The park is about a 15 mile drive from Golden, CO and easy to find. I arrived at the trail head at about 10AM and was at the site by about 10:30 or so. The first glimpse if the homestead has you looking over a small reservoir about 200 yards away from the main house. A nice sign marks this spot and explains a little history of the homestead. I can't recall the names but the place was homesteaded in 1876 and was farmed by four generations of the same family until 1950. The main cash crop was potatoes.... fairly typical of mountain farming. I crossed the small creek (to the right in the picture below) and looked things over a little more closely. As I walked around the rear of the cabin I peered inside at an old ice box. Further up were an old shed and the barn. I looked back from there to see the whole site with the reservoir in the background. Having answered my small thirst for history and education I turned towards radio contests.
Being in Hidden Valley, the homestead was beautiful but not well suited for radio sport. My antennas would have a bad time squirting RF above the valley walls. In order that I would have a fighting chance I selected a site about 200 yds up the side of the hill (but still within site of the homestead!!). I had the 44' doublet atop the 33' kanga pole within a few minutes. I hooked up the k2 and found that the antenna easily loaded on all bands. I had a small scare when the palm paddle wouldn't work (found later to be a broken wire) but I had thrown in my lil bulldog paddle as a backup so it wasn't a big problem. I originally had the operating position in the shade but shortly decided to move out to the sun. The bands didn't seem good. I wasn't sure if it was band condx or those dang valley walls blocking the RF! At the end of the day the log showed 69 QSO's with 33 SPC's for a total of xxxxxx points.

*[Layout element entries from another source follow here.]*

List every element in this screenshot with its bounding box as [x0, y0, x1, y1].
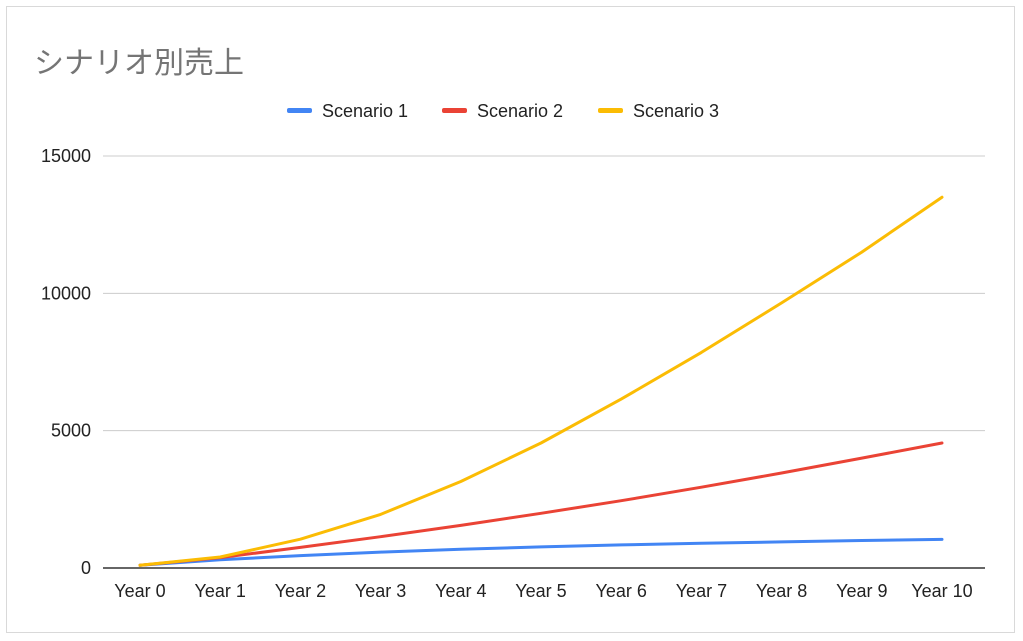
chart-frame — [6, 6, 1015, 633]
legend-swatch-3 — [598, 108, 623, 113]
legend-swatch-2 — [442, 108, 467, 113]
legend-label-1: Scenario 1 — [322, 101, 408, 121]
grid-lines — [103, 155, 985, 569]
x-tick-label: Year 10 — [911, 581, 972, 601]
x-tick-label: Year 8 — [756, 581, 807, 601]
series-line-2 — [138, 441, 944, 567]
x-tick-label: Year 1 — [195, 581, 246, 601]
x-tick-label: Year 7 — [676, 581, 727, 601]
y-tick-label: 15000 — [41, 146, 91, 166]
y-tick-label: 5000 — [51, 421, 91, 441]
y-tick-label: 10000 — [41, 283, 91, 303]
series-line-3 — [138, 195, 944, 567]
legend-swatch-1 — [287, 108, 312, 113]
chart-title: シナリオ別売上 — [34, 46, 244, 81]
series-line-1 — [138, 537, 944, 567]
series-lines — [138, 195, 944, 567]
axis-labels: 0 5000 10000 15000 Year 0 Year 1 Year 2 Year 3 Y… — [41, 146, 973, 601]
x-tick-label: Year 2 — [275, 581, 326, 601]
x-tick-label: Year 5 — [515, 581, 566, 601]
x-tick-label: Year 3 — [355, 581, 406, 601]
legend: Scenario 1 Scenario 2 Scenario 3 — [287, 101, 719, 121]
x-tick-label: Year 0 — [114, 581, 165, 601]
y-tick-label: 0 — [81, 558, 91, 578]
x-tick-label: Year 4 — [435, 581, 486, 601]
x-tick-label: Year 6 — [596, 581, 647, 601]
legend-label-3: Scenario 3 — [633, 101, 719, 121]
x-tick-label: Year 9 — [836, 581, 887, 601]
legend-label-2: Scenario 2 — [477, 101, 563, 121]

This was just a great place to operate from. The location was beautiful and for a place so close to millions of people, it was secluded. Golden Gate Canyon state park has about 50 miles of trails and I plan to explore it further. This was one of those perfect days!
View of the homestead as you first arrive
Old 'icebox'(?) inside the back door.
Here's what the place looks like from the back side
Whats left of the barn
Old storage shed
Antenna was 44' doublet on top of a 33' Kanga pole
This is where I operated from
K2 and bulldog key
You can see the homestead roof in the very center of the photo.